Since I’m old enough to have played games on Bulletin Board Systems, I remember
a similar example from the famous game Trade Wars. One of its exploitable bugs
was the ability to “clone” a planet, complete with all its resources, by taking
the right series of steps when displaying planet data. First, you loaded a
planet’s data into the right memory structure, then skipped over to another
planet in a way that wouldn’t load its data. Then, you took one more step that
would write the first planet’s data to the second planet’s storage location.
Again, free money.
This, too, is a bug related to transactions. The act of changing a
data store needs to be encapsulated; if it happens as a side effect,
then it is not “transactional” and there is a risk of data integrity
Nowadays, when we often choose NoSQL document or graph
stores, transactions are still important. If anything, they are more
important, because when we’re dealing with a distributed database that
is “eventually consistent”, we can live with the idea that we are reading
old data, but we can’t live with the idea that we are dealing with
partially updated data. Even the recent MtGox Bitcoin debacle can be
laid at the feet of transaction issues, specifically failure
to identify and properly roll back an invalid transaction.

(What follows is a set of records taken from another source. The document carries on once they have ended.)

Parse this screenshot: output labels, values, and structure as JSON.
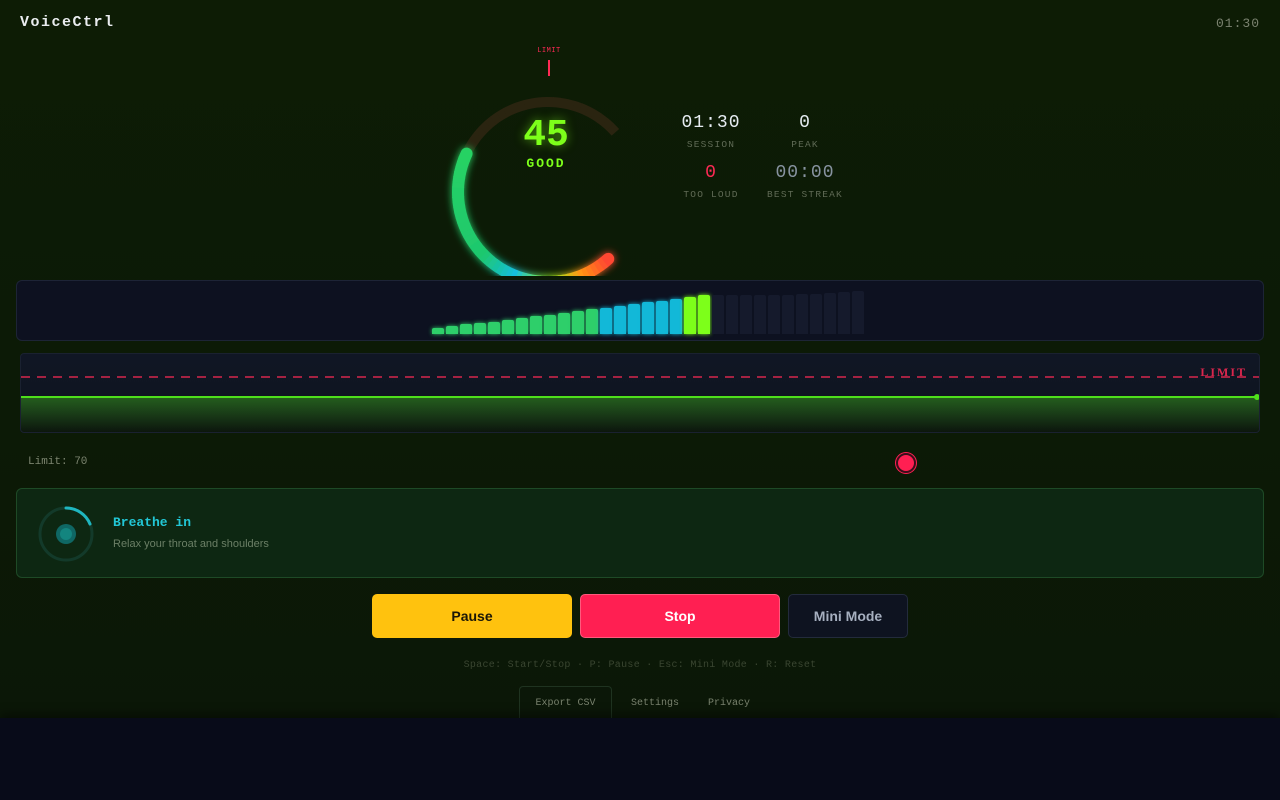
{
  "app": {
    "title": "VoiceCtrl",
    "clock": "01:30"
  },
  "gauge": {
    "value": "45",
    "status": "GOOD",
    "limit_label": "LIMIT",
    "level_fraction": 0.45,
    "limit_fraction": 0.7
  },
  "stats": {
    "session": {
      "value": "01:30",
      "label": "SESSION"
    },
    "peak": {
      "value": "0",
      "label": "PEAK"
    },
    "too_loud": {
      "value": "0",
      "label": "TOO LOUD"
    },
    "best_streak": {
      "value": "00:00",
      "label": "BEST STREAK"
    }
  },
  "meter": {
    "levels": [
      0.14,
      0.18,
      0.22,
      0.25,
      0.28,
      0.32,
      0.36,
      0.4,
      0.44,
      0.48,
      0.52,
      0.56,
      0.6,
      0.64,
      0.68,
      0.72,
      0.76,
      0.8,
      0.84,
      0.88,
      0.88,
      0.88,
      0.88,
      0.88,
      0.88,
      0.88,
      0.9,
      0.92,
      0.94,
      0.96,
      0.98
    ],
    "active_count": 20,
    "colors": {
      "low": "#2ecf6a",
      "mid": "#12b8d8",
      "high": "#7dff1a",
      "off": "#151a2c"
    }
  },
  "history": {
    "limit_label": "LIMIT",
    "line_color": "#4ee01b",
    "limit_color": "#ff2a55"
  },
  "limit": {
    "label": "Limit: 70",
    "value": 70
  },
  "breathe": {
    "title": "Breathe in",
    "subtitle": "Relax your throat and shoulders"
  },
  "controls": {
    "pause": "Pause",
    "stop": "Stop",
    "mini": "Mini Mode"
  },
  "shortcuts": "Space: Start/Stop · P: Pause · Esc: Mini Mode · R: Reset",
  "footer": {
    "export": "Export CSV",
    "settings": "Settings",
    "privacy": "Privacy"
  }
}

A transaction is really just a way to combine multiple actions so either
they all happen, or none of them happen. There is no magic that makes sure
that the parts of a transaction will succeed; the transaction just creates
a way to box them up so that, if any one fails, no changes are made.
The simplest kind of transaction takes place within a database. When making
changes in a transaction, the database keeps track of the multiple SQL
statements we issue, and holds those changes back. While we’re continuing to
make those changes, anyone who reads the same tables will see the data as if
none of our statements had been issued. Then, when we perform the “commit”,
all of the changes are made at once. If done correctly, there is no “window”
where someone reading from the database would see some but not all of the
changes. We use the term “atomic”, coming from the Greek word “atomos”, which
means “indivisible”. (Turns out the atom itself wasn’t atomic, but our
transactions should be.)
This same concept applies to distributed databases with eventual consistency.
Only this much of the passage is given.